Setiap perkantoran, lembaga kemanusiaan, masjid atau mushalla dibenarkan membentuk unit penghimpun zakat (UPZ). Syaratnya, lembaga itu memilih paling kurang tiga orang sebagai ketua, sekretaris dan bendahara. Kalau mau ditambah dengan satu orang konsultan zakat, juga dibolehkan.

Baru nama-nama calon pengurus UPZ  diajukan ke Kantor BAZNAS kabupaten atau kota untuk diminta dikeluarkan surat keputusan (SK). Sekaligus mengukuhkan pengurus UPZ itu.

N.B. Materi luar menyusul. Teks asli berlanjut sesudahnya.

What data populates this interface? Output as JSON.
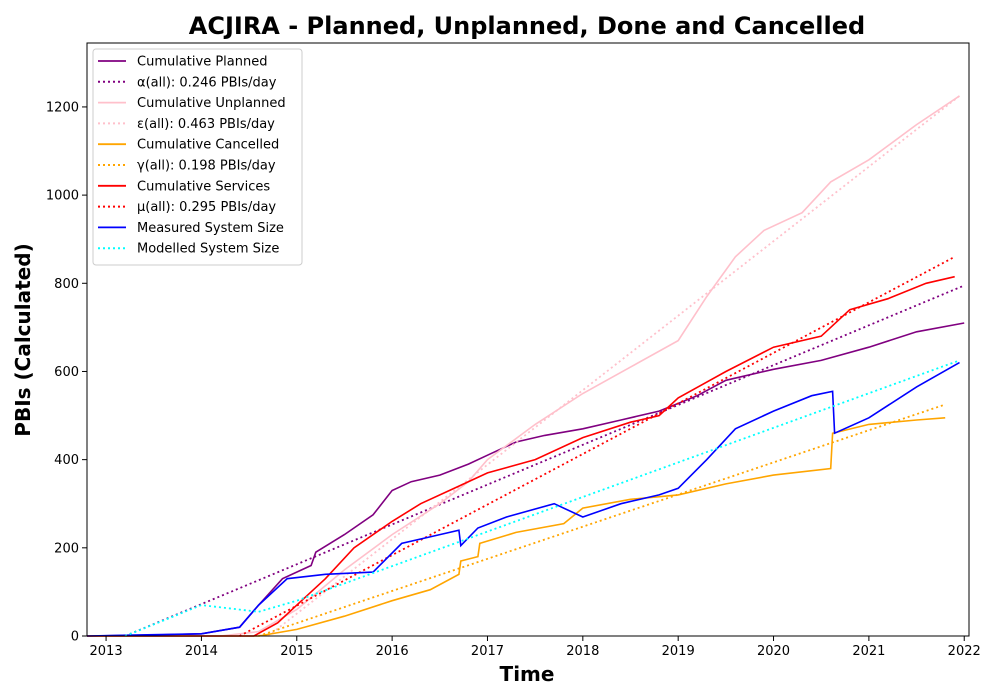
{
  "chart_data": {
    "type": "line",
    "title": "ACJIRA - Planned, Unplanned, Done  and Cancelled",
    "xlabel": "Time",
    "ylabel": "PBIs (Calculated)",
    "xlim": [
      2012.8,
      2022.05
    ],
    "ylim": [
      0,
      1345
    ],
    "xticks": [
      2013,
      2014,
      2015,
      2016,
      2017,
      2018,
      2019,
      2020,
      2021,
      2022
    ],
    "yticks": [
      0,
      200,
      400,
      600,
      800,
      1000,
      1200
    ],
    "grid": false,
    "legend_position": "top-left",
    "series": [
      {
        "name": "Cumulative Planned",
        "color": "#800080",
        "style": "solid",
        "x": [
          2012.8,
          2013.5,
          2014.0,
          2014.4,
          2014.6,
          2014.85,
          2015.15,
          2015.2,
          2015.5,
          2015.8,
          2016.0,
          2016.2,
          2016.5,
          2016.8,
          2017.0,
          2017.3,
          2017.6,
          2018.0,
          2018.4,
          2018.8,
          2019.2,
          2019.5,
          2020.0,
          2020.5,
          2021.0,
          2021.5,
          2022.0
        ],
        "y": [
          0,
          2,
          5,
          20,
          70,
          130,
          160,
          190,
          230,
          275,
          330,
          350,
          365,
          390,
          410,
          440,
          455,
          470,
          490,
          510,
          545,
          580,
          605,
          625,
          655,
          690,
          710
        ]
      },
      {
        "name": "α(all): 0.246 PBIs/day",
        "color": "#800080",
        "style": "dotted",
        "x": [
          2013.2,
          2022.0
        ],
        "y": [
          0,
          795
        ]
      },
      {
        "name": "Cumulative Unplanned",
        "color": "#ffc0cb",
        "style": "solid",
        "x": [
          2012.8,
          2014.2,
          2014.6,
          2015.0,
          2015.5,
          2016.0,
          2016.5,
          2016.8,
          2017.0,
          2017.5,
          2018.0,
          2018.5,
          2019.0,
          2019.3,
          2019.6,
          2019.9,
          2020.3,
          2020.6,
          2021.0,
          2021.5,
          2021.95
        ],
        "y": [
          0,
          0,
          10,
          60,
          150,
          230,
          300,
          350,
          400,
          480,
          550,
          610,
          670,
          770,
          860,
          920,
          960,
          1030,
          1080,
          1160,
          1225
        ]
      },
      {
        "name": "ε(all): 0.463 PBIs/day",
        "color": "#ffc0cb",
        "style": "dotted",
        "x": [
          2014.7,
          2021.95
        ],
        "y": [
          0,
          1225
        ]
      },
      {
        "name": "Cumulative Cancelled",
        "color": "#ffa500",
        "style": "solid",
        "x": [
          2012.8,
          2014.6,
          2015.0,
          2015.5,
          2016.0,
          2016.4,
          2016.7,
          2016.72,
          2016.9,
          2016.92,
          2017.3,
          2017.8,
          2018.0,
          2018.5,
          2019.0,
          2019.5,
          2020.0,
          2020.6,
          2020.62,
          2021.0,
          2021.5,
          2021.8
        ],
        "y": [
          0,
          0,
          15,
          45,
          80,
          105,
          140,
          170,
          180,
          210,
          235,
          255,
          290,
          310,
          320,
          345,
          365,
          380,
          460,
          480,
          490,
          495
        ]
      },
      {
        "name": "γ(all): 0.198 PBIs/day",
        "color": "#ffa500",
        "style": "dotted",
        "x": [
          2014.6,
          2021.8
        ],
        "y": [
          0,
          525
        ]
      },
      {
        "name": "Cumulative Services",
        "color": "#ff0000",
        "style": "solid",
        "x": [
          2012.8,
          2014.55,
          2014.8,
          2015.0,
          2015.3,
          2015.6,
          2016.0,
          2016.3,
          2016.7,
          2017.0,
          2017.5,
          2018.0,
          2018.5,
          2018.8,
          2019.0,
          2019.5,
          2020.0,
          2020.5,
          2020.8,
          2021.2,
          2021.6,
          2021.9
        ],
        "y": [
          0,
          0,
          30,
          70,
          130,
          200,
          260,
          300,
          340,
          370,
          400,
          450,
          485,
          500,
          540,
          600,
          655,
          680,
          740,
          765,
          800,
          815
        ]
      },
      {
        "name": "μ(all): 0.295 PBIs/day",
        "color": "#ff0000",
        "style": "dotted",
        "x": [
          2014.4,
          2021.9
        ],
        "y": [
          0,
          860
        ]
      },
      {
        "name": "Measured System Size",
        "color": "#0000ff",
        "style": "solid",
        "x": [
          2012.8,
          2014.0,
          2014.4,
          2014.6,
          2014.9,
          2015.3,
          2015.8,
          2016.1,
          2016.5,
          2016.7,
          2016.72,
          2016.9,
          2017.2,
          2017.7,
          2018.0,
          2018.4,
          2018.8,
          2019.0,
          2019.3,
          2019.6,
          2020.0,
          2020.4,
          2020.62,
          2020.64,
          2021.0,
          2021.5,
          2021.95
        ],
        "y": [
          0,
          5,
          20,
          70,
          130,
          140,
          145,
          210,
          230,
          240,
          205,
          245,
          270,
          300,
          270,
          300,
          320,
          335,
          400,
          470,
          510,
          545,
          555,
          460,
          495,
          565,
          620
        ]
      },
      {
        "name": "Modelled System Size",
        "color": "#00ffff",
        "style": "dotted",
        "x": [
          2013.2,
          2014.0,
          2014.6,
          2015.0,
          2021.95
        ],
        "y": [
          0,
          70,
          55,
          80,
          625
        ]
      }
    ]
  }
}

Setelah terbentuk dan di SK-kan, UPZ sudah ‘halal’ (sah) melakukan pengumpulan, pendistribusian dan pendayagunaan harta zakat. Kepada siapa UPZ menyalurkan harta zakat, tidak ada intervensi dari BAZNAS kota atau kabupaten.

Penyaluran harta zakat yang penting sesuai dengan asnap delapan. Sebagai tanggung jawab moral dan administarsi UPZ-UPZ harus memberikan laporan keuangan dan kebijakan tertulis kepada BAZNAS.

Bagaimana pula kalau menghimpun zakat melawan hukum? Jelas setiap perbuatan melawan hukum atau melanggar hukum pasti ada sanksi pidananya.

Dalam pasal 38, UU No. 23 Tahun 2011 tentang pengelolaan harta zakat, dijelaskan dengan tegas. Setiap orang dilarang dengan sengaja bertindak sebagai amil zakat, malakukan pengumpulan, pendistribusian dan pendayagunaan zakat tanpa izin pejabat yang berwenang.

Siapa lembaga yang dimaksud berwenang itu? Lembaga yang berwenang pengelola zakat adalah BAZNAS.  Jika ada yang melakukan pemungutan zakat dan mendistribusikannya kepada orang lain tanpa izin BAZNAS, perbuatan tersebut dikategorikan melawan hukum.

Berkaitan dengan sanksi mengelola zakat tanpa izin yang berwenang, ditegaskan dalam pasal 41, UU No, 23 Tahun 2011.

Isinya adalah setiap orang yang melakukan pelanggaran mengelola (menghimpun dan mendistribusikan) zakat tanpa izin, dapat dipidana dengan pidana kurungan palin lama satu tahu. Atau pidana denda paling banyak Rp.50.000.000 (lima puluh juta rupiah).

JENIS HARTA ZAKAT

Pertanyaan lain yang sering kita dengar dari masyarakat di lapangan, tentang bentuk-bentuk harta zakat. Apa saja jenis dan bentuk harta zakat.

Dilihat dari jenis zakat, ada dua. Zakat fitrah dan zakat maal (harta).

Sedangkan zakat maal terdiri dari, zakat binatang ternak, zakat harta peninggalan dan perusahaan dan zakat hasilpertania.

Masih termasuk zakat maal, zakat emas dan perak, zakat profesi, zakat barang tambang dan hasil laut serta zakat rikaz (harta karun).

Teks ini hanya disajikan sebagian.